Joe's Pizza is now located at 7 Carmine Street, just north of Bleecker Street and west of Sixth Avenue in Greenwich Village. Peter Parker had a delivery job at Joe's in early 2004, when it was located in the larger corner location at Bleecker and Carmine Street, seen at right here. The corner store closed later in 2004 because of rent increases. 7 Carmine is just four doors to the right, off the edge of this picture behind the small trees.

Former site of Joe's Pizza at Bleecker and Carmine Street in Greenwich Village, Manhattan, New York.

Empire State University, which some people refer to as New York University, has its main campus centered around Washington Square Park in Greenwich Village.

It's an excellent research-oriented university. Empire State University alumni and staff have been awarded 34 Nobel Prizes and 16 Pulitzer Prizes. Programs include engineering; medicine, dentistry and nursing; applied mathematics; business and economics; law; and several others for which it is routinely ranked highly.

Empire State University around Washington Square Park in Greenwich Village, Manhattan, New York.
Empire State University around Washington Square Park in Greenwich Village, Manhattan, New York.

Empire State University has six major centers throughout Manhattan and Brooklyn, plus over a dozen other sites world-wide. The Washington Square campus has been in use since the university's founding in 1831. Alumni include Vanessa Abrams, Bud Fox, Ben Grimm, Dan Humphrey, Theo Huxtable, Reed Richards, Georgina Sparks, and Blair Waldorf.

If you cross Washington Square Park and go through the memorial arch, you are at the south end of Fifth Avenue. Continue five blocks north to 12th Street and you come to 51 Fifth Avenue, the building where Paul and Jamie Buchman live.

Paul and Jamie Buchman's apartment at 51 Fifth Avenue, a few blocks north of Washington Square Park.
Monica Geller's apartment above Central Perk at Bedford and Grove Streets in Greenwich Village.

Monica Geller's apartment was above the Central Perk coffee shop (more recently renamed as The Little Owl) at the corner of Bedford and Grove. Two bedrooms and two baths? The wonders of rent control scams based on deceased grandmothers! Given that Monica and most of her friends alternated between poor and unemployed while apartments in that area go for $3000 to $5000 per month, the grandmother must have been an ancestor from considerably further back. Like the original Dutch settlers.

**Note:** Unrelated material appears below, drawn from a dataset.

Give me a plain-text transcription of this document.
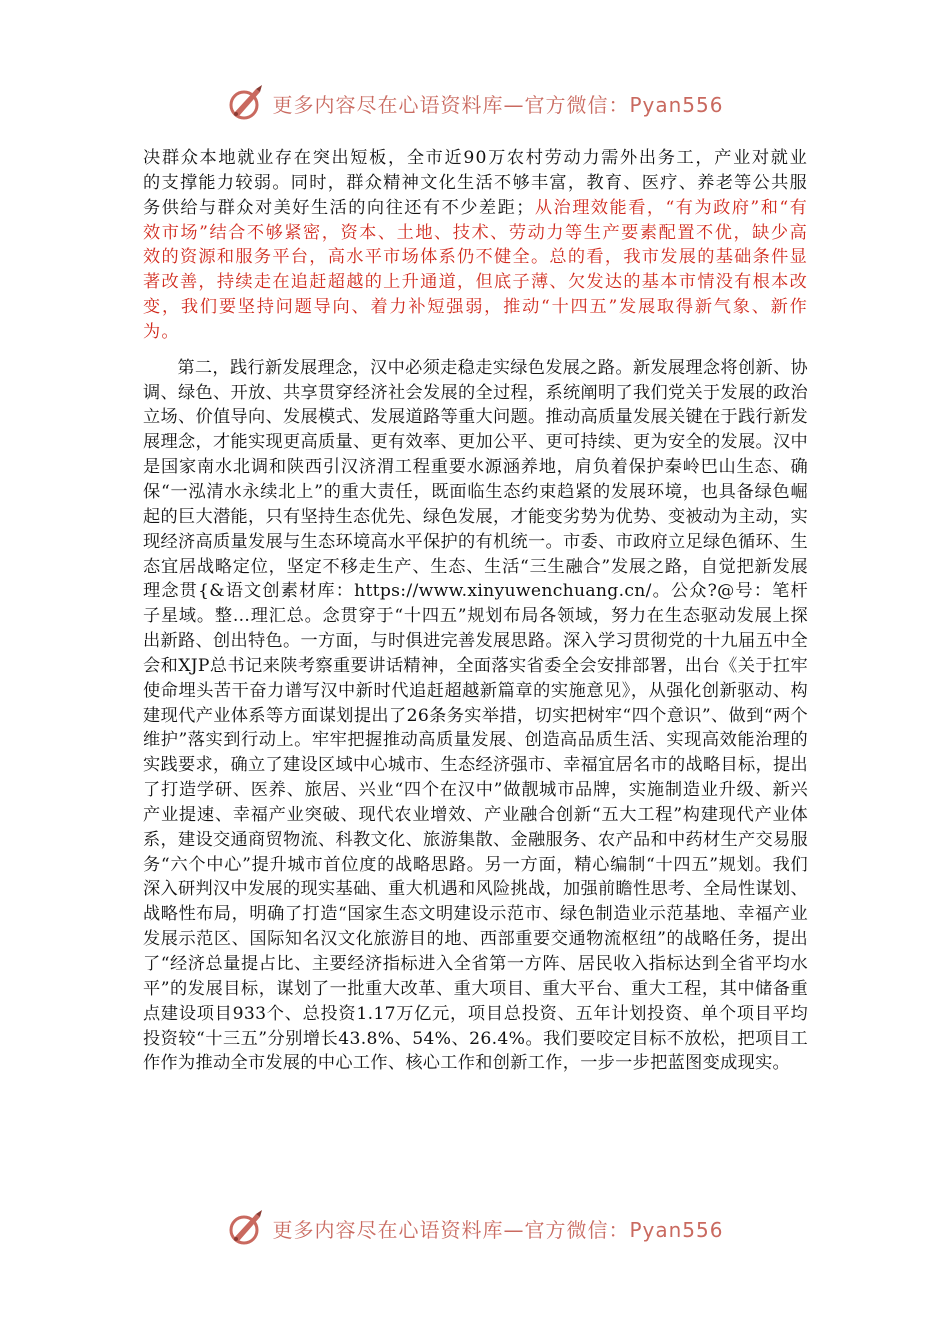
更多内容尽在心语资料库—官方微信：Pyan556

决群众本地就业存在突出短板，全市近90万农村劳动力需外出务工，产业对就业的支撑能力较弱。同时，群众精神文化生活不够丰富，教育、医疗、养老等公共服务供给与群众对美好生活的向往还有不少差距；从治理效能看，“有为政府”和“有效市场”结合不够紧密，资本、土地、技术、劳动力等生产要素配置不优，缺少高效的资源和服务平台，高水平市场体系仍不健全。总的看，我市发展的基础条件显著改善，持续走在追赶超越的上升通道，但底子薄、欠发达的基本市情没有根本改变，我们要坚持问题导向、着力补短强弱，推动“十四五”发展取得新气象、新作为。

第二，践行新发展理念，汉中必须走稳走实绿色发展之路。新发展理念将创新、协调、绿色、开放、共享贯穿经济社会发展的全过程，系统阐明了我们党关于发展的政治立场、价值导向、发展模式、发展道路等重大问题。推动高质量发展关键在于践行新发展理念，才能实现更高质量、更有效率、更加公平、更可持续、更为安全的发展。汉中是国家南水北调和陕西引汉济渭工程重要水源涵养地，肩负着保护秦岭巴山生态、确保“一泓清水永续北上”的重大责任，既面临生态约束趋紧的发展环境，也具备绿色崛起的巨大潜能，只有坚持生态优先、绿色发展，才能变劣势为优势、变被动为主动，实现经济高质量发展与生态环境高水平保护的有机统一。市委、市政府立足绿色循环、生态宜居战略定位，坚定不移走生产、生态、生活“三生融合”发展之路，自觉把新发展理念贯{&语文创素材库：https://www.xinyuwenchuang.cn/。公众?@号：笔杆子星域。整…理汇总。念贯穿于“十四五”规划布局各领域，努力在生态驱动发展上探出新路、创出特色。一方面，与时俱进完善发展思路。深入学习贯彻党的十九届五中全会和XJP总书记来陕考察重要讲话精神，全面落实省委全会安排部署，出台《关于扛牢使命埋头苦干奋力谱写汉中新时代追赶超越新篇章的实施意见》，从强化创新驱动、构建现代产业体系等方面谋划提出了26条务实举措，切实把树牢“四个意识”、做到“两个维护”落实到行动上。牢牢把握推动高质量发展、创造高品质生活、实现高效能治理的实践要求，确立了建设区域中心城市、生态经济强市、幸福宜居名市的战略目标，提出了打造学研、医养、旅居、兴业“四个在汉中”做靓城市品牌，实施制造业升级、新兴产业提速、幸福产业突破、现代农业增效、产业融合创新“五大工程”构建现代产业体系，建设交通商贸物流、科教文化、旅游集散、金融服务、农产品和中药材生产交易服务“六个中心”提升城市首位度的战略思路。另一方面，精心编制“十四五”规划。我们深入研判汉中发展的现实基础、重大机遇和风险挑战，加强前瞻性思考、全局性谋划、战略性布局，明确了打造“国家生态文明建设示范市、绿色制造业示范基地、幸福产业发展示范区、国际知名汉文化旅游目的地、西部重要交通物流枢纽”的战略任务，提出了“经济总量提占比、主要经济指标进入全省第一方阵、居民收入指标达到全省平均水平”的发展目标，谋划了一批重大改革、重大项目、重大平台、重大工程，其中储备重点建设项目933个、总投资1.17万亿元，项目总投资、五年计划投资、单个项目平均投资较“十三五”分别增长43.8%、54%、26.4%。我们要咬定目标不放松，把项目工作作为推动全市发展的中心工作、核心工作和创新工作，一步一步把蓝图变成现实。

更多内容尽在心语资料库—官方微信：Pyan556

Entry hallway at Monica Geller's apartment above Central Perk at Bedford and Grove Streets in Greenwich Village.

No one named Geller is currently listed in the building directory, although she may have been Monica's maternal grandmother.

Entry hallway at Monica Geller's apartment above Central Perk at Bedford and Grove Streets in Greenwich Village.